New Naratif
- Type: Online newspaper
- Founder(s): Thum Ping Tjin, Kirsten Han, Sonny Liew
- Founded: 2017
- Language: English; Bahasa Melayu; Bahasa Indonesia; Burmese; Chinese; Thai; Vietnamese;
- Headquarters: Kuala Lumpur, Malaysia
- Website: https://newnaratif.com/

= New Naratif =

Independent media outlet

New Naratif (Malay for New Narrative) is a Malaysian–based online journalism platform and self-described independent media outlet that publishes content on Southeast Asian current affairs.

Founded in 2017, it is managed by Singaporean historian and former athlete Thum Ping Tjin and freelance journalist Kirsten Han. The outlet publishes investigative reporting, academic research, comics, explainers, videos and podcasts in English, Malay and other languages of Southeast Asia.

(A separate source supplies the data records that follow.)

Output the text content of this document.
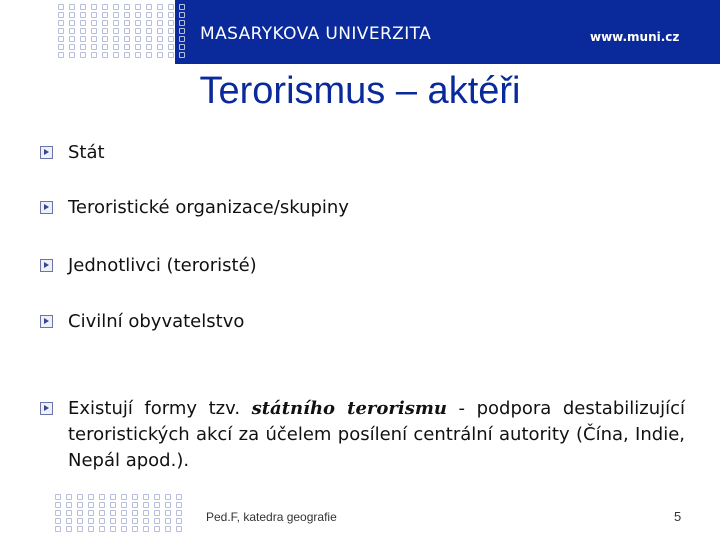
MASARYKOVA UNIVERZITA	www.muni.cz
Terorismus – aktéři
Stát
Teroristické organizace/skupiny
Jednotlivci (teroristé)
Civilní obyvatelstvo
Existují formy tzv. státního terorismu - podpora destabilizující teroristických akcí za účelem posílení centrální autority (Čína, Indie, Nepál apod.).
Ped.F, katedra geografie	5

It describes itself as promoting "democracy, freedom of information and freedom of expression in Southeast Asia". It is funded by membership fees, philanthropic grants and undisclosed donations. The outlet is registered in Kuala Lumpur, Malaysia.

==Disputes with Singaporean authorities==

The site has been involved in a number of disputes with Singaporean authorities, with the website often posting about Singaporean politics. Singaporean authorities have accused New Naratif of being a vessel of foreign interference – the website is based in Malaysia and relies heavily on undisclosed donations – an accusation that the outlet has denied.

During the 2020 Singaporean general election, New Naratif was investigated by Singaporean police for allegedly publishing paid advertisements on Facebook, which according to the Elections Department amounted to illegal conduct. Thum was subsequently questioned by police and his phone and laptop were seized. The post was taken down by Facebook after the Infocomm Media Development Authority issued a notice to the social media site for "unauthorised paid Internet election advertising" as the post was still available after 30 June (Nomination Day) and not sanctioned by any candidate or election agent.

New Naratif responded by asking authorities to stop their "long-standing campaign of harassment". A number of civil society groups led by South Africa's Civicus along with Article 19, Human Rights Watch and Amnesty International requested authorities to drop charges against the site.

==Reception==
New York City–based Columbia Journalism Review highlighted New Naratif as an example of a number of emerging independent outlets from Asian countries, where freedom of the press is rare, as an "alternative" to the media dominated by primarily Western and Chinese outlets.